Their support for early shipboard outbreak investigations and provision of support for viral culture and isolation has also been an important part of the Department of Defense's response during the COVID-19 pandemic. Notably, USAMRIID also played a key role in building sequencing capabilities at Tripler Army Medical Center in Hawaii by providing assistance to their laboratory over the past two and a half years.

This support was critical to the mission during the height of the COVID-19 pandemic.

"As new sequencing activities came online to surge to meet the need, and existing sequencing capabilities experienced turnover from burn-out or competition in a fierce labor market, the reach-back laboratories like USAMRIID provided the necessary subject matter expertise for the network to stay functional," said U.S. Army Maj. Jeffrey R. Kugelman. "As a reach-back capability, USAMRIID provides the necessary subject matter expertise to explain what results mean and assists with quality control for determining contamination versus a new lineage call. We also act as surge capacity to the network. Throughout the outbreak, we have sequenced thousands of samples from Military Health System beneficiaries."

The team provided remote and in-person assistance to various labs.

“We typically perform several site visits to assist in training personnel, provide custom software for analysis, and perform confirmatory sequencing on several samples to demonstrate that the laboratory is capable of performing whole genome sequencing to standard,” said Kugelman. “The two major complications we encountered during the pandemic were the difficulties of moving large data sets up to the gigabyte range, and the limitations of virtual training tools for a hands-on activity such as sequencing.”

In the past, the CGS team would travel to the outbreak. However, due to the pandemic, their support was complicated by travel restrictions. It was important to belong to a connected family of laboratories across the MHS.

“GEIS published the ‘SARS-CoV-2 Whole Genome Action Plan for the DOD Military Health System,’ which delineated the process for GEIS sequencing support of the COVID-19 response.
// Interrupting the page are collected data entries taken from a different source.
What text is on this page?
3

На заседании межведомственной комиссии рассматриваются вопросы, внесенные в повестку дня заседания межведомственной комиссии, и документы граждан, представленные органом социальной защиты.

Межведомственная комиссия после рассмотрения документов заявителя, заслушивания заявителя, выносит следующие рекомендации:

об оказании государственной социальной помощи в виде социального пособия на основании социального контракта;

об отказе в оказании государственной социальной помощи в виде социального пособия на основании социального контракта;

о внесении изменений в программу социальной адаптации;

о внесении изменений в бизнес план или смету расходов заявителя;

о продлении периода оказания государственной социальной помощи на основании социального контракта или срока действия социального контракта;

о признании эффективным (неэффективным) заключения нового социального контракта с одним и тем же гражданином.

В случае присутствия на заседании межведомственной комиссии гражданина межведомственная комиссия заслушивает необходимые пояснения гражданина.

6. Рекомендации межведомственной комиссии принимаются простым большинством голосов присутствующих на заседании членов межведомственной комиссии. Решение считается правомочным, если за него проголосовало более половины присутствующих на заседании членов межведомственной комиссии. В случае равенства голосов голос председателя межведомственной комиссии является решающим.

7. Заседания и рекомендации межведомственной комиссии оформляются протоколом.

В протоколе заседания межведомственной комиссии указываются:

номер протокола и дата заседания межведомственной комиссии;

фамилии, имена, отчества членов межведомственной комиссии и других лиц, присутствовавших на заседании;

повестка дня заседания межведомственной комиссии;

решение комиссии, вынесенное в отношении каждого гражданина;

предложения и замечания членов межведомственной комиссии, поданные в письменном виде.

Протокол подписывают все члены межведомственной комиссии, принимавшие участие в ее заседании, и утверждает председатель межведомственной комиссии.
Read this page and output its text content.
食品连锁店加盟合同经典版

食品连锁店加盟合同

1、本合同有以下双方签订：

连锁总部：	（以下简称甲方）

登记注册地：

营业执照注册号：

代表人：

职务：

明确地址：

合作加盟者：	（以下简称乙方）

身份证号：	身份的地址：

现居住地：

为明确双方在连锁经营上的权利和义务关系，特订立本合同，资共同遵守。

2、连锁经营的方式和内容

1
Thanks to this coordinating document, USAMRIID could accept samples and provide support across the DOD for COVID-19 variant characterization without the delays often seen with standard material transfer agreements,” said Kugelman.

As a part of the GEIS Network, “This collaborative framework transformed a loose and disparate collection of cross-service labs into a unified sequencing response, which collectively sequenced tens of thousands of patient samples throughout the outbreak,” he added.

This work is important to military and local civilian populations.

“Simply put, sequencing can provide commanders with information on what, when, and how a pathogen is circulating in their area of operation and community. This information is critical as a planning factor to maintain readiness through force health protection measures and to develop the necessary medical countermeasures,” Kugelman said. “Over 20 technicians and scientists, both soldiers and civilians, supported this effort over a two-and-a-half-year period. They worked long hours under considerable stress to provide support to the DOD, and I am honored by their efforts and excellence.”